Friday, January 07, 2005

On "why bad things happen to good people"

Coming back to the subject of God's goodness, tragedy and unpleasantness, etc., I'd like to offer some thoughts from my own experience.

I cannot claim to have had anything so tragic happen to me as what has recently happened to many millions living in souteast Asia as I write this. However, I have had a fleeting taste of my own mortality this past year (enduring the "joys" of being diagnosed and treated for testicular cancer), besides also losing my mother-in-law to an untimely death while I was undergoing treatment for my illness.

Besides the other stresses and hardships I ordinarily go through (and which most of us do at one time or another), I think I can safely say, without being filled with a conceited false confidence, that how we fare with such things is entirely based on our outlook. On the whole I've faired well, emotionally/mentally, precisely because of my outlook on life.

While religiously speaking I am quite uncertain, and while my normal habits/vices would hardly fit the mould of say, a Marcus Aurelius or Epictetus, my basic outlook is essentially Stoic, particularly as far as the "inevitability" and acceptance of things is concerned (even if I cannot account for their "meaning" or "purpose", as much as I'd like to.)

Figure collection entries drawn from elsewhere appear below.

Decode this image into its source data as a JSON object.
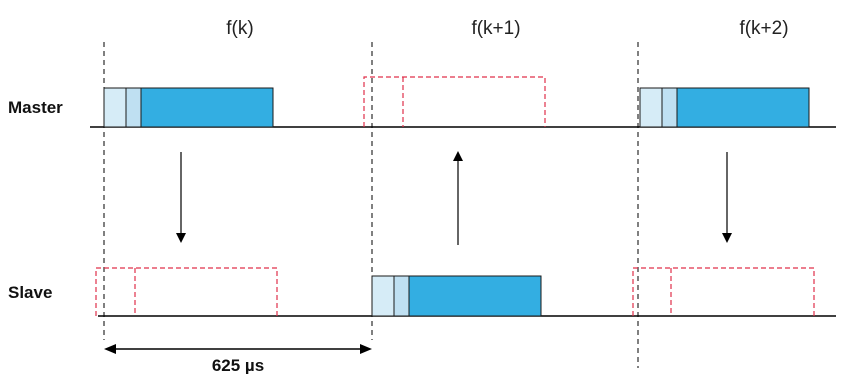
{
  "frames": [
    {
      "label": "f(k)"
    },
    {
      "label": "f(k+1)"
    },
    {
      "label": "f(k+2)"
    }
  ],
  "rows": {
    "master": "Master",
    "slave": "Slave"
  },
  "duration": "625 µs",
  "colors": {
    "packet_fill": "#33aee2",
    "packet_header_fill": "#d6ecf7",
    "packet_stroke": "#1a1a1a",
    "slot_outline": "#e0304a",
    "line": "#000000"
  }
}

On the surface there are many hard things we will all be faced with...and should they visit us, indulging in self pity will do no good whatsoever. I can honestly say that through my whole bout with my recent illness, I never once asked "why me" - I'd always said to myself prior to this sickness that those who ask such a question are infuriating...I guess I was not full of hot air. Really, why not us? We rarely ask this when fortune heaps a bounty upon us, do we?

When shit happens, there is nothing you can do but either deal, or lay down and die (literally, or spiritually, or both.) Suffering in various forms is inevitable, discomfort is inevitable, and most importantly of all, death is inevitable. I cannot promise you anything friend, but this - you will die, and in the grand scheme of things (whether relative to the entire length of the age providence will grant to mankind, or even more so relative to the age of this world and universe - never mind in the sight of eternity!) the span of your years will not even constitute a drop in the bucket. Rationally, reasonably, we're not given any other choice but to accept all of this - and it is better for us, if this acceptance is heartfelt, as it provides genuine serenity.

Honestly, I don't have the nerve to complain about my recent illness. Ok, so I got one of my stones cut off. Yes, a little humiliating (though I certainly could use more humility)...but having had to go for radiation therapy at the local cancer treatment centre, I had a chance to see people younger and far sicker than myself on a daily basis. I would be ashamed with myself if I did more than shed a few tears of brief anxiety, having seen so many young, beautiful people so incredibly ill.

Now, my grandmother is in her last stretch... she's lived a full, "long" life but her health is declining fast. It will make me sad to be separated from her, but this is how life is. We can only make the choice to do the best we can in light of it.

While I'm not sure I look at feeling and emotion so contemptuously (I can't take apatheia that far), I found much value in Marcus Aurelius' masterpiece, The Meditations. I think some parts of it would also be of value for those agonizing over existential questions or endemic agnosticism.